One of the questions I've heard lately as a district superintendent is, "Will Oklahoma receive a new bishop in January and how does this process happen?"
|The UMC doesn't have quite the|
fanfare for the election of our bishops
as say when a new pope is selected
but it is important to us nonetheless!
Normally, United Methodists gather every four years at a jurisdictional conference to elect bishops to lead. They are then appointed to serve at one (or more) of the annual conferences that make up the jurisdiction. We have five jurisdictions in the United States and Oklahoma resides in the South Central Jurisdiction (SCJ). Our jurisdiction includes the annual conferences from Nebraska and Kansas (Great Plains), Missouri, Arkansas, Louisiana, Oklahoma (Oklahoma and Oklahoma Indian Missionary Conferences), New Mexico (which includes a sliver of Arizona) and Texas (Northwest Texas, Central Texas, North Texas, Rio Texas and Texas - 5 different annual conferences within this state - 6 if you include the OIMC churches in Texas).

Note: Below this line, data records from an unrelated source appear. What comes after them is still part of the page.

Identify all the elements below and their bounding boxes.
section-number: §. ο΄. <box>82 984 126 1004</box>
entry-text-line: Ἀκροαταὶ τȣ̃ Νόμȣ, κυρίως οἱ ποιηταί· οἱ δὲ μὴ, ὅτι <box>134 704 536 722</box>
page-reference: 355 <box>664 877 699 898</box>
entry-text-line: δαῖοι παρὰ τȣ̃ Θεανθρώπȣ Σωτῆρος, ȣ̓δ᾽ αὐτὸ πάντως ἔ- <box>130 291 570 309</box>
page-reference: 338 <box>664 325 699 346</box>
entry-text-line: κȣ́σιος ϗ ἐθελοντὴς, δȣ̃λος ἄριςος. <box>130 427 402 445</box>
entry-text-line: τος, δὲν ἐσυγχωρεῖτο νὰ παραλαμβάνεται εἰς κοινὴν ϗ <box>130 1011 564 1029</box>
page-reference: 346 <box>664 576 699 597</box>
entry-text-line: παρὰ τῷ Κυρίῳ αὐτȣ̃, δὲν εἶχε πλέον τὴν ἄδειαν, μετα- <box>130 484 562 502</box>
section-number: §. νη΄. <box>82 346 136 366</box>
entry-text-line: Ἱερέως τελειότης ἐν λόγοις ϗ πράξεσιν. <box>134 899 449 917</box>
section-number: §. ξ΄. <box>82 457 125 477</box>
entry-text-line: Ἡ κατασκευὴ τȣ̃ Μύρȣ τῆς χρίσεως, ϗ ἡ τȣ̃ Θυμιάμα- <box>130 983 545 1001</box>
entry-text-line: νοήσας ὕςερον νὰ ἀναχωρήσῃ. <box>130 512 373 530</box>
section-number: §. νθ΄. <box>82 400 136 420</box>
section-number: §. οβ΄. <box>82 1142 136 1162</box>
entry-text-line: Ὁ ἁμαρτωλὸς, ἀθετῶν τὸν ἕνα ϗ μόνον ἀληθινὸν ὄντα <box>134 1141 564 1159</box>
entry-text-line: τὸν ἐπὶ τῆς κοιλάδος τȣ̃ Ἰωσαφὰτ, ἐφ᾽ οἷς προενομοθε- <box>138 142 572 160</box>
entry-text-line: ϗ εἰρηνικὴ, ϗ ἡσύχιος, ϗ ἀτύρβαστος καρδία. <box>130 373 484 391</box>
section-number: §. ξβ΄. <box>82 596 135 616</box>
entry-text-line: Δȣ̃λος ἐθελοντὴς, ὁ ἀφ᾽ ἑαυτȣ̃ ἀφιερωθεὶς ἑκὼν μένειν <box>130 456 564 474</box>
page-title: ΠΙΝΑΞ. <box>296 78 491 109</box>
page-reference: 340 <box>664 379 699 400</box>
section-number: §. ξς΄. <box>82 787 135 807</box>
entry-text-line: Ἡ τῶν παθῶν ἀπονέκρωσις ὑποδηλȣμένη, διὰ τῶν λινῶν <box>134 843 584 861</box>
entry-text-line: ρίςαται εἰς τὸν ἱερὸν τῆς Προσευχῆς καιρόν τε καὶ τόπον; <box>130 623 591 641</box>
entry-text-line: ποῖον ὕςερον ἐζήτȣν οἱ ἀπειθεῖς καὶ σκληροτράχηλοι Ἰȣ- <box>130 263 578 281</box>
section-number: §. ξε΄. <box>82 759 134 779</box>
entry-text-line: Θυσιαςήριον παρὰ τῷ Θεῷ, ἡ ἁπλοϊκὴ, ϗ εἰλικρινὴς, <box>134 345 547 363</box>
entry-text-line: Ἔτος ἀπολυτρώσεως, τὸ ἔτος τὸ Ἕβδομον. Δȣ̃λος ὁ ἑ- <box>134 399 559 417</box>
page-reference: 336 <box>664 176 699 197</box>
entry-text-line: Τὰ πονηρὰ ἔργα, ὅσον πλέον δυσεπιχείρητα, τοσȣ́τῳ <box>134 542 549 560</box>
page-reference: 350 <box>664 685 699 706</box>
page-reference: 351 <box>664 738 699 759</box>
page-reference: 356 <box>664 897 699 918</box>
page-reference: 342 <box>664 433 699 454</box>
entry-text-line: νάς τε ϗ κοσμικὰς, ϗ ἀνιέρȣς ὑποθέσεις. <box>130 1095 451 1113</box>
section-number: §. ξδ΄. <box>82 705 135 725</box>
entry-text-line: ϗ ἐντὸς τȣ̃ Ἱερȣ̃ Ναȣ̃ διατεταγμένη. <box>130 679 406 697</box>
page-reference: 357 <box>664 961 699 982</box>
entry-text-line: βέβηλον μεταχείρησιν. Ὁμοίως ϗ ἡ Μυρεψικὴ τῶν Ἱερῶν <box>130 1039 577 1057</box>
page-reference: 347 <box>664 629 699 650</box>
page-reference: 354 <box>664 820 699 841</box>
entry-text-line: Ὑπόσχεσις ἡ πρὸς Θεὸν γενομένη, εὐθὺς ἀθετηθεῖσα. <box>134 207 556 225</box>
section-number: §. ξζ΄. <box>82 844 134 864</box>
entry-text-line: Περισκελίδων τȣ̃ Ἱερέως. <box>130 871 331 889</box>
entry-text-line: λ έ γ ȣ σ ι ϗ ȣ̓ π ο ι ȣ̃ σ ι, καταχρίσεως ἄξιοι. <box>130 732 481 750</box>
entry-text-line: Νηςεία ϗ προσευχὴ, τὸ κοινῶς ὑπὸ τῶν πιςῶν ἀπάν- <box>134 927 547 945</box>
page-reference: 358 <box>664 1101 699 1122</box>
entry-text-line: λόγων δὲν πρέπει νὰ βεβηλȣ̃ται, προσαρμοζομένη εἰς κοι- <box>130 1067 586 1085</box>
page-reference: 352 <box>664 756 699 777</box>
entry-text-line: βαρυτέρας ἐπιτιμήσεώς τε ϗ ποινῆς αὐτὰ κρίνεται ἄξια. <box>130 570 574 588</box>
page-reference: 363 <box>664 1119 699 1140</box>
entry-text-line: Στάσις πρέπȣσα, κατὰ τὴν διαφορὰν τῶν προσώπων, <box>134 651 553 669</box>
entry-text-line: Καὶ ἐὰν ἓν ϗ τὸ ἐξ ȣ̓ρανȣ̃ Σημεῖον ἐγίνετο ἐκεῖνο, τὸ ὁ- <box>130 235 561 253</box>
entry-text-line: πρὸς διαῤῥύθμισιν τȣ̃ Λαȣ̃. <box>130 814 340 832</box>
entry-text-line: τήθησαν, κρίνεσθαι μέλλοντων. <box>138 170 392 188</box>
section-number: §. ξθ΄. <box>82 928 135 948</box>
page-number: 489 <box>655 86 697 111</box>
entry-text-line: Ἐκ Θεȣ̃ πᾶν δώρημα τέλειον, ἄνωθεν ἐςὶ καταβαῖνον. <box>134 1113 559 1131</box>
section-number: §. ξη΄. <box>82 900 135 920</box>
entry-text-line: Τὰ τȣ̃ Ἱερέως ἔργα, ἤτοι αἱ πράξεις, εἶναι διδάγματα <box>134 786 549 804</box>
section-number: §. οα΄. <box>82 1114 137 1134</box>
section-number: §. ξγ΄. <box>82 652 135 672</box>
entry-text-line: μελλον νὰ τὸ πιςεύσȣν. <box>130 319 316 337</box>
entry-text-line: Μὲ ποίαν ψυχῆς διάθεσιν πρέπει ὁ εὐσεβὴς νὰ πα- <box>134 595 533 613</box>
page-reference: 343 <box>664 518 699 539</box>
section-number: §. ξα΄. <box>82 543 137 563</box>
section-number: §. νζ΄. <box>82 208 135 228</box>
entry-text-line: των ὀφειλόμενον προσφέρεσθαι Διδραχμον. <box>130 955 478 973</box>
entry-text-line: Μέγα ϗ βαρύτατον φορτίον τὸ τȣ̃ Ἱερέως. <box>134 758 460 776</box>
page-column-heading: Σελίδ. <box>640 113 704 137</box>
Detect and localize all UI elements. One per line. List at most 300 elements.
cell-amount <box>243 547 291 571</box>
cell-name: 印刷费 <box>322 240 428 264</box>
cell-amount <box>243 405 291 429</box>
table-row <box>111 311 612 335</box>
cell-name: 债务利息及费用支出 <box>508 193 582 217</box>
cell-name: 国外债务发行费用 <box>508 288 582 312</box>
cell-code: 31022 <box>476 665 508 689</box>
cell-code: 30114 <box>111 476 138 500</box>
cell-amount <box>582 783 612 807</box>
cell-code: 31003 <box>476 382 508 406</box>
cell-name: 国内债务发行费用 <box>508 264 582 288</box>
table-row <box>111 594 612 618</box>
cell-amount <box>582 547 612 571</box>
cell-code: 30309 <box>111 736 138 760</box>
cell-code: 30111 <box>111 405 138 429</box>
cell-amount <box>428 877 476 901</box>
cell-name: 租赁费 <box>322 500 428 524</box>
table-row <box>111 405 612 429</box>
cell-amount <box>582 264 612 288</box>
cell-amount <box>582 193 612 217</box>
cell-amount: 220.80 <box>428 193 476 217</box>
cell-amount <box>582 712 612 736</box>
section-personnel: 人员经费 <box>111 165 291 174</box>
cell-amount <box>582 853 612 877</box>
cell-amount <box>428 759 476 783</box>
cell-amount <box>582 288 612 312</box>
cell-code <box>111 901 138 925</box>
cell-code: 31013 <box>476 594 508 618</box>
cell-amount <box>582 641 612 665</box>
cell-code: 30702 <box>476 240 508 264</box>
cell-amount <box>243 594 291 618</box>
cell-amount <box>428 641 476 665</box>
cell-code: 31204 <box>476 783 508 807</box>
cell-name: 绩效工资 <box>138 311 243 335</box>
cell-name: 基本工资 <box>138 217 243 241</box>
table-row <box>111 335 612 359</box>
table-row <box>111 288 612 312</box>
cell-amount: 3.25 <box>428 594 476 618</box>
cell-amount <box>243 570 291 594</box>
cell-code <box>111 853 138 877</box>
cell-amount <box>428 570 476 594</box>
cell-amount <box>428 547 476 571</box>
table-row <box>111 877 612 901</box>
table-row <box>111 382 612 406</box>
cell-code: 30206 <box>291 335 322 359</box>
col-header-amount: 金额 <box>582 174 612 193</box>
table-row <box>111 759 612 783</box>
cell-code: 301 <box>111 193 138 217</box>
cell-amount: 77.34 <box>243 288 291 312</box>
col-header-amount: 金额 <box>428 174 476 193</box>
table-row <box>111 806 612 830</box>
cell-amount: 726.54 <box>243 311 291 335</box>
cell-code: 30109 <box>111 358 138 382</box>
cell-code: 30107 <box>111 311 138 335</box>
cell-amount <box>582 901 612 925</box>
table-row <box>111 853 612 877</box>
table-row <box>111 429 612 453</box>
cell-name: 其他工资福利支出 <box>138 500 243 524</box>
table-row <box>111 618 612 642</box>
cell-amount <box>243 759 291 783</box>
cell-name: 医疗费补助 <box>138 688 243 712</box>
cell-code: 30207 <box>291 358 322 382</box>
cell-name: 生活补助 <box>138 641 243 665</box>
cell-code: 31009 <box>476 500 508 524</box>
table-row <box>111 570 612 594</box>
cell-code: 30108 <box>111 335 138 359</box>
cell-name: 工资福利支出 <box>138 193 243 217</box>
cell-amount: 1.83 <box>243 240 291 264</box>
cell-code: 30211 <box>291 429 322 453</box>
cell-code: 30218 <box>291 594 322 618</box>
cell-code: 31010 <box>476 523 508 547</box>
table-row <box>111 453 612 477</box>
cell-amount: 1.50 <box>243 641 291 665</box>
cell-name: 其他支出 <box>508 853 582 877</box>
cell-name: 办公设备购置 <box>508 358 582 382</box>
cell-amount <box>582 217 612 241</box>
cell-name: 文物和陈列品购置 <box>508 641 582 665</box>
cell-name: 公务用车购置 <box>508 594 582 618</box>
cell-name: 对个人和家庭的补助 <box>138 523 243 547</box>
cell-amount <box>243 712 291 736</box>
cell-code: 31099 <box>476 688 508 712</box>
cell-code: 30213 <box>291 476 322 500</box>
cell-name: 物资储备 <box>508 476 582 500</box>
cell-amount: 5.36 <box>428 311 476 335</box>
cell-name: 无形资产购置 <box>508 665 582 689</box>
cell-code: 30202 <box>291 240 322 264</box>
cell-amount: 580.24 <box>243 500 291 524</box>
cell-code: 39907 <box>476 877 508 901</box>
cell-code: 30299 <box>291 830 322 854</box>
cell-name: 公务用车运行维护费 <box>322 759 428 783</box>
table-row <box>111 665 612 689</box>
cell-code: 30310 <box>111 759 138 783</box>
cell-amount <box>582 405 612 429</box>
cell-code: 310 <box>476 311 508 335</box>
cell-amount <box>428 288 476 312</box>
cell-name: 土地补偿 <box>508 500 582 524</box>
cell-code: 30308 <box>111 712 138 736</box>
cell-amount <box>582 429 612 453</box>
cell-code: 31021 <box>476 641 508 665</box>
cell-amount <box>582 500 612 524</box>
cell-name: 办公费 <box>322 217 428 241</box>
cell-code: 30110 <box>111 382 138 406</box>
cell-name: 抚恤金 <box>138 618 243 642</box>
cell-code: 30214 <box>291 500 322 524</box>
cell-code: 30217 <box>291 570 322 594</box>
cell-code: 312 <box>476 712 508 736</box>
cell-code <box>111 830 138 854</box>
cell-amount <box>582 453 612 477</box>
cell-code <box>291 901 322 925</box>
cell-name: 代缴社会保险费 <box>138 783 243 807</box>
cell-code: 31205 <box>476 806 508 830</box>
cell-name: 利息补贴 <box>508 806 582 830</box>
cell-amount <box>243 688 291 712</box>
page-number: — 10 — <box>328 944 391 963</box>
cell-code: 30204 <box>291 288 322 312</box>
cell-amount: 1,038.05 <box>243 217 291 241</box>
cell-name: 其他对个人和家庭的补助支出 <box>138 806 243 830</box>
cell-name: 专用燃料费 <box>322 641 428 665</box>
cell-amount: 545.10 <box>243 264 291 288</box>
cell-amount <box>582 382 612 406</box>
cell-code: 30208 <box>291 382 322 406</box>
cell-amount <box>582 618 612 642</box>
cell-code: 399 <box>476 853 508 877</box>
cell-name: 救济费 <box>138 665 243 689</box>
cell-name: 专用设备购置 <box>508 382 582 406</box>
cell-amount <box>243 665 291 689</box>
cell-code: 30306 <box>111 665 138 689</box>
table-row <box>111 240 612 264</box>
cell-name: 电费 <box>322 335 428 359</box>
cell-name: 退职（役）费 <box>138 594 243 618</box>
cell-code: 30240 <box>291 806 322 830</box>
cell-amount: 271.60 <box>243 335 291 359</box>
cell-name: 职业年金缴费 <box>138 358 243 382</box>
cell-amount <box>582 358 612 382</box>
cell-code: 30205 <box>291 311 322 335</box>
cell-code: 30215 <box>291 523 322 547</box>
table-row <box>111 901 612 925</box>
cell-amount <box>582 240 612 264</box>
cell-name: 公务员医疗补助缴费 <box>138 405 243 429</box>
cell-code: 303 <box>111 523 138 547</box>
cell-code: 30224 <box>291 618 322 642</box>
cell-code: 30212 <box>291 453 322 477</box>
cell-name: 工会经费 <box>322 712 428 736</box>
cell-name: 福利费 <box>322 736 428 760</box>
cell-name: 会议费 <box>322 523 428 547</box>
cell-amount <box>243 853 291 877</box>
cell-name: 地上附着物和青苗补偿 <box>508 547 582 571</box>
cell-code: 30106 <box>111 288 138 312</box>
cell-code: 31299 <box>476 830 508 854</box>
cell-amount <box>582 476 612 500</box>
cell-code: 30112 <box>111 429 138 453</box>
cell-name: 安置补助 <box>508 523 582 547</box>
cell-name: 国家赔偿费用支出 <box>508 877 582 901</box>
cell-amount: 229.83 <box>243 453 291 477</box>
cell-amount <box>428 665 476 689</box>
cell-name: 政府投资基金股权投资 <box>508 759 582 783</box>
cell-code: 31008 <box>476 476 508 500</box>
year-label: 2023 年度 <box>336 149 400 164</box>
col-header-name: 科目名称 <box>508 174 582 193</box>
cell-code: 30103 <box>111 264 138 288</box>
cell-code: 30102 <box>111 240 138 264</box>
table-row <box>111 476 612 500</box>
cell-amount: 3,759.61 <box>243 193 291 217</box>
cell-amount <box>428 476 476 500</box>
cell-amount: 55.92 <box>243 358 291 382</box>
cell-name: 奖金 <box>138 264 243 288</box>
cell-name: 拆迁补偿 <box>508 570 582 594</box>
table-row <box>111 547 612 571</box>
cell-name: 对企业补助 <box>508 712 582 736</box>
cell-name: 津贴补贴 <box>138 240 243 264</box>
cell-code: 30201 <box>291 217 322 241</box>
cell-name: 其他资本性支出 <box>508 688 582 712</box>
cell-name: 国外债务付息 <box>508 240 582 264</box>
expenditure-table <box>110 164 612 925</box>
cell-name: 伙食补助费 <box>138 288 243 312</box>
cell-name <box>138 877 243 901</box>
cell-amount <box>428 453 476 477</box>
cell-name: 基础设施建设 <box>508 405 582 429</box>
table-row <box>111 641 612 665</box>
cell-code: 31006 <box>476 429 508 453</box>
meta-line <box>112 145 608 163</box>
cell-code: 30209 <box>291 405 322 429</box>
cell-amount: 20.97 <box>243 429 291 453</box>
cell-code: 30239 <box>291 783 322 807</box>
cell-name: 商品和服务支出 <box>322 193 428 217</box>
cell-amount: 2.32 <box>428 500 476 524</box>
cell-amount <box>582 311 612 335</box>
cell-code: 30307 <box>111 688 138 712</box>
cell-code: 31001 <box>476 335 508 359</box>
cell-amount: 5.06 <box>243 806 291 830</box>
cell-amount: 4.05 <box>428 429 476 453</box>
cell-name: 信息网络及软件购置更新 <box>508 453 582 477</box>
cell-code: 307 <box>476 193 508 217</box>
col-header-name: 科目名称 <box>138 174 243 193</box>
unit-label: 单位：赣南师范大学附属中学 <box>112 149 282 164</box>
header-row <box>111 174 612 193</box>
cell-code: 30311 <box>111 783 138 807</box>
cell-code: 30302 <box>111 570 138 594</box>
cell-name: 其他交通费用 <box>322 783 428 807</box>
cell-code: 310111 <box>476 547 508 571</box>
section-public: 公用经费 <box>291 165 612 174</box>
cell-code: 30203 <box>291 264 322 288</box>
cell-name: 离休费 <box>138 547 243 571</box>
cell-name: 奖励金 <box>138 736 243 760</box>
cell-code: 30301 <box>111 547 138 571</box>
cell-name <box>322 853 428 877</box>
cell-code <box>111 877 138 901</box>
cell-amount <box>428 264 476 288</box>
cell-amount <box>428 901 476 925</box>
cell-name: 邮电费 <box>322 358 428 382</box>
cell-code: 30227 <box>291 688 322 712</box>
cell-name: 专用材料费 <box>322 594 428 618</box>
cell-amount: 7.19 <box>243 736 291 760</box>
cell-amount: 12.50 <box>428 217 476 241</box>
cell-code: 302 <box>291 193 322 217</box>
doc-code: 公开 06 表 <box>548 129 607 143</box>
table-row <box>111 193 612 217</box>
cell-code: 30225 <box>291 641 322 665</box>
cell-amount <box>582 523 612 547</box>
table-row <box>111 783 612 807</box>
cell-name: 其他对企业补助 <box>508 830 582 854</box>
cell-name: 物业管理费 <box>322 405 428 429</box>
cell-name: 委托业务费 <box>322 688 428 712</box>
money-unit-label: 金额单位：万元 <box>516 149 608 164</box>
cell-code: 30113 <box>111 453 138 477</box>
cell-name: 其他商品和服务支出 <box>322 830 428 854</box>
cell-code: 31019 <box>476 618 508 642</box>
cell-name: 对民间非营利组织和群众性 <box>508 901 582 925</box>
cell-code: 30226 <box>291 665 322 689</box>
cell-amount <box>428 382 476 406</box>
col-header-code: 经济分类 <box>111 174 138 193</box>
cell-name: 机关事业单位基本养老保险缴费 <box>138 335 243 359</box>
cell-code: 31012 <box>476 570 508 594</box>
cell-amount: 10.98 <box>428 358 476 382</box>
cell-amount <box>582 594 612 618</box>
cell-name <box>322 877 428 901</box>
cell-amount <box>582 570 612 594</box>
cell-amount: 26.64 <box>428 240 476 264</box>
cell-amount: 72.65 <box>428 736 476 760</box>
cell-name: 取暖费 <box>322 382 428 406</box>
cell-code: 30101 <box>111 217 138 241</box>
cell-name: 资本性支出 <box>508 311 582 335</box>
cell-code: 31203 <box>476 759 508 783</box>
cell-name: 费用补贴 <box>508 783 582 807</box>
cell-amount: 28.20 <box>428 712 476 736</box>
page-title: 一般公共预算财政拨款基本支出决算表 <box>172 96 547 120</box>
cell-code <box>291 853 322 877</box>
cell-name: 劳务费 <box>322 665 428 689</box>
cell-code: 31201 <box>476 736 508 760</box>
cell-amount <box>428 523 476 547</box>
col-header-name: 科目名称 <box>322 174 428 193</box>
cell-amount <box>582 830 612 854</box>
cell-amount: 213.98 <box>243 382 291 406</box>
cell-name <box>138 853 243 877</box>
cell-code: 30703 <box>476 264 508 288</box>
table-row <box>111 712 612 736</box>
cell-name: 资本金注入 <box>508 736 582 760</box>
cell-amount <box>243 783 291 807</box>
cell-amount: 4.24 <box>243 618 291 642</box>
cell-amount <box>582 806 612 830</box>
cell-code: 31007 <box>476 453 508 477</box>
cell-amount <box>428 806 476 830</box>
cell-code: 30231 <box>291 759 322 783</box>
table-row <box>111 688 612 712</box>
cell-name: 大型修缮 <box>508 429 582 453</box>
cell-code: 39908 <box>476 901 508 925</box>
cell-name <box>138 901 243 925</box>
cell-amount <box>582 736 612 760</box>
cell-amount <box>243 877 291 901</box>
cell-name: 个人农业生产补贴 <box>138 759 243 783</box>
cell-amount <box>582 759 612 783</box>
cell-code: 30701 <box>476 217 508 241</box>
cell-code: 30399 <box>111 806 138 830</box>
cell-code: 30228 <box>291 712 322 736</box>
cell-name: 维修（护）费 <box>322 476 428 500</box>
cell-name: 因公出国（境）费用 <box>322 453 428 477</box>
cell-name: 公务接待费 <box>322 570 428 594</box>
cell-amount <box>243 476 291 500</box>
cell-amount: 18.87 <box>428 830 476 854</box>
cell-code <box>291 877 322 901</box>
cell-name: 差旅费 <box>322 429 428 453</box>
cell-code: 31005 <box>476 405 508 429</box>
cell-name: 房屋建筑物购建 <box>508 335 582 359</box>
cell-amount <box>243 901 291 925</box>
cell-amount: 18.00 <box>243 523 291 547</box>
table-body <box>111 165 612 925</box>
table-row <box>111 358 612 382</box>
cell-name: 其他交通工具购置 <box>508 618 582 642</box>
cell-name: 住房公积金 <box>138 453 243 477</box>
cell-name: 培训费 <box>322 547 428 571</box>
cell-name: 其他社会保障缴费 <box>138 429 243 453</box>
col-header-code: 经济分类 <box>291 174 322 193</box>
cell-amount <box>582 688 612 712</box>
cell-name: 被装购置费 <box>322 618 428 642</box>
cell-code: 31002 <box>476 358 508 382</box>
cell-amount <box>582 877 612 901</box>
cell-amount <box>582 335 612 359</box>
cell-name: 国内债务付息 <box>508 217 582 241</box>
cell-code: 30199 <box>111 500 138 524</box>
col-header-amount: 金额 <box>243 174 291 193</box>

The bishops are elected from elders within their jurisdictional area (there are exceptions where elders have been elected from areas outside the jurisdiction but this is rare and I don't believe the SCJ has ever done this). Bishops are itinerant just like elders and are placed by the jurisdiction in a conference that is open (whose bishop is either retiring or moving). Their initial placement is almost always in a conference different from the one out of which they are elected. So, if I were elected bishop, since I come from the Oklahoma Conference, I would likely be placed in one of the other conferences mentioned above. The advantage of the jurisdiction is that they share a lot of similarities theologically, philosophically, politically and culturally. It is thought that a person elected from another annual conference in this geographic area could more easily acculturate to the conference in which they are placed to lead (as opposed to someone else from outside this area).
Within the Oklahoma Conference, there has been some anxiety circulated that our current episcopal leader, Bishop Nunn, will either retire or be moved at the end of this year, following the called Jurisdictional Conference in early November.
Bishop Nunn put to rest any fears in his pastoral letter to the conference that he would retire at the end of this year.
Interestingly enough, Bishop Nunn serves the only three-point charge in the South Central Jurisdiction with Oklahoma, the Oklahoma Indian Missionary (OIMC) and the Northwest Texas conferences. The difficulty of this assignment is that each of these conferences are in a different place regarding disaffiliation. The OIMC may have the fewest disaffiliations in the United States. The Oklahoma Conference may end up with around ten percent of its churches disaffiliating (my current guesstimate) and the Northwest Texas Conference may have the most disaffiliations by percentage in the US. So, Bishop Nunn must be aware of the context to which he is speaking because of the differing expectations of each setting.
While we have four openings in our jurisdiction for episcopal elections in November, the recommendation is that we only elect three. According to the press release, the old New Mexico/Northwest Texas area will not be a landing site for one of the newly elected bishops but rather each of these conferences will continue to be filled as multi-charge sites for our bishops (New Mexico is currently led by Bishop Schnase who also oversees Rio Texas).
When one considers that Northwest Texas will have a special called conference on December 3rd in order to vote on disaffiliations, the remaining churches will amount to the kind of numbers we would see in one of our smaller districts in Oklahoma (around 50). Since this will create an unprecedented change in their conference, it is very, very likely that the Episcopacy Committee will leave Bishop Nunn in his current assignments through 2024.
While I would like to think that the fear of losing Bishop Nunn is prompted by love for him, the message I'm hearing from those who are afraid is that some are concerned a new ultra-liberal bishop will be appointed to Oklahoma in January and make it much more difficult on churches seeking to disaffiliate and clergy seeking to withdraw.
At this time, there are no ultra-liberal bishops that are running for episcopal office in our jurisdiction. When you look at the places sending forth candidates (see above list of states), it allows us to know that we are getting someone from a similar context. The candidates from these conferences must have a wide swath of support from across their conferences even to receive consideration. This means that they have worked well across the theological and philosophical spectrum to be considered.
I know each of the three candidates likely to be elected and know that they are people who work within systems rather than those who would impose some kind of tyranny on those under their care. The conferences that receive them will appreciate their leadership. Regardless, due to the circumstances of Northwest Texas mentioned above, and the intention that the old pairing with New Mexico will not be renewed at this time, the expectation across the jurisdiction is that Bishop Nunn will continue to serve Oklahoma until September 1, 2024 at a minimum. This date follows the normal timeline for jurisdictions to assign bishops for the quadrennium (four-year term).
My hope is that this eases the minds of those within the Oklahoma Conference concerning the future of our church leadership. As people of faith, we remember that God works through our processes as well and does not leave us entirely to our own devices!
I am confident that the people of the Oklahoma area will remain in good hands and that the United Methodists across our jurisdiction will be receiving leadership that will help them rather than hinder them. May God continue to bless the world (and our corner of it) through The United Methodist Church!